Глава петербургской школы Милий Балакирев, человек огромного таланта, в 70-х годах, скрыв горечь разочарования, на время устранился от дел, замкнулся от людей, впал в мистицизм. Однако несколько лет спустя, совладав с собой, вернулся к делам Бесплатной школы и к творчеству.
Его музыкальная и общественная деятельность была многогранной.
К таланту Чайковского он отнесся с симпатией и сочувствием, особенно к программным увертюрам на темы из Шекспира «Ромео и Джульетта» и «Буря». Все же подчинить их автора своему влиянию Балакиреву не удалось.
Москву музыкальную Милий Алексеевич в те годы называл не иначе как «Иерихоном», стены которого падут при звуках труб нового «Иисуса Навина».
Притом он охотно встречался па симфонических эстрадах с младшим Рубинштейном, когда тот концертировал в Петербурге. Встречи его с Танеевым были случайными и сугубо официальными. Устроители глинкинских торжеств в Смоленске включили в программу концерта «Русскую фантазию» Эдуарда Направника. Партия рояля была поручена Сергею Танееву, у дирижерского пульта встал Милий Балакирев. Эта встреча по замыслу ее инициаторов должна была расплавить холодок взаимного недоверия.
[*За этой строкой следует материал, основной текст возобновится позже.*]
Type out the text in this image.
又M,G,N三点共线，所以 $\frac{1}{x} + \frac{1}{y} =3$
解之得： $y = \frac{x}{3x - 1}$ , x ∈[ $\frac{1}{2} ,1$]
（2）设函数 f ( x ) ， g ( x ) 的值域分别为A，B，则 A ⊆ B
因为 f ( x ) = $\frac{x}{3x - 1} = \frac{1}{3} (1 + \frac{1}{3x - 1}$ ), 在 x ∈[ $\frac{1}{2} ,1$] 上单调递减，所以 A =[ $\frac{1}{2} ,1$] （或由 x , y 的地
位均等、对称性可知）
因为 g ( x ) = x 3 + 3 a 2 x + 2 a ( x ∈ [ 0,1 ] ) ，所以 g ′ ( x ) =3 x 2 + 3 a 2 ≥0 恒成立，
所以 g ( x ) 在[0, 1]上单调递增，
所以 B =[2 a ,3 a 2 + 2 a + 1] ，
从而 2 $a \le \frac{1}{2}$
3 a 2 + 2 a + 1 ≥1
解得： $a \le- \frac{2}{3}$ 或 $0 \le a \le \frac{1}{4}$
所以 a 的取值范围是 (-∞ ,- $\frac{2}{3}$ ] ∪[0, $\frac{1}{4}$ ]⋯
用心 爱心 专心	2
Но на первой же репетиции, по свидетельству автора «Летописи», коса нашла на камень.
Во время минутной паузы, вызванной заминкой в оркестре, дирижер, не поверив ушам своим, услыхал тонкий, немного скрипучий голос Танеева из-за рояля:
— Милий Алексеевич, мы вами недовольны…
(Под «мы» он разумел, очевидно, оркестр и себя самого.)
«Представляю себе, — продолжает в своей летописи Римский-Корсаков, — Балакирева, который принужден был скушать такое замечание. Честный и прямолинейный Танеев всегда высказывал свое мнение прямо, резко, откровенно. Балакирев же, конечно, не мог простить Танееву его резкости и откровенности по отношению к своей личности».
Так ли это — как знать. Балакирев писал Чайковскому о Танееве: «В нем мне чрезвычайно симпатично благородство его характера, в силу чего он высказывается всегда без обиняков, со всей откровенностью».
В Селище возле дома отцветали вековые липы. С утра до вечера на речке Павле постукивали уключины. Ветер разносил густой смолистый запах сосны. За шатким мостиком в разные стороны разбегались лесные тропы, маня в прохладную, заросшую папоротником чащу.
Как, бывало, шумом веселых буффонад, иллюминаций, треском ракет встречали селищане и их гости традиционные семейные праздники.
Через крышу сарайчика возле бани выглядывал объектив почерневшего от времени телескопа. Вокруг него, как и встарь, погожими летними вечерами суетились два близоруких звездочета. Астрономические казусы по-прежнему служили поводом для невинных розыгрышей и каверз.
В положенное время выходили рукописные номера «Захолустья». Оба редактора — Крючкотвор и Эхидон Невыносимое — трудились не покладая рук, изощряясь в выдумках друг перед другом. Смеху не было конца.
Но перед отходом ко сну, оставшись наедине с заветной записной книжкой, Сергей Иванович становился совсем невесел. Он заметил, что долгожданное лето с некоторых пор сделалось для него слишком уж быстротечным.
Едва стряхнув с плеч усталость и заботу, он с энергией принимался за работу. Но при его творческом методе эти усилия из года в год приносили ему одни огорчения.
Во внешнем облике композитора произошла разительная перемена. Он до того похудел, что не только мать и нянюшка, но и друзья, Петр Ильич и Масловы, были встревожены не на шутку. Правда, время для серьезных опасений еще не наступило и эта наружная перемена была всего лишь отражением глубокого душевного кризиса, который он переживал втайне от близких.
Непомерное бремя административных и общественных забот, уроки не оставляли даже малых досугов для занятий творчеством. Между тем задуманная оперная трилогия по драме Эсхила — «Орестея» оттеснила все творческие замыслы композитора на второй план.
К лету 1887 года работа уже значительно продвинулась вперед. Известно, что в марте композитор уже проигрывал Чайковскому отрывки из будущей музыкальной драмы.
По приезде в Селище он приступил со всей присущей ему энергией к воплощению самого важного, как он думал, ключевого замысла всей его жизни.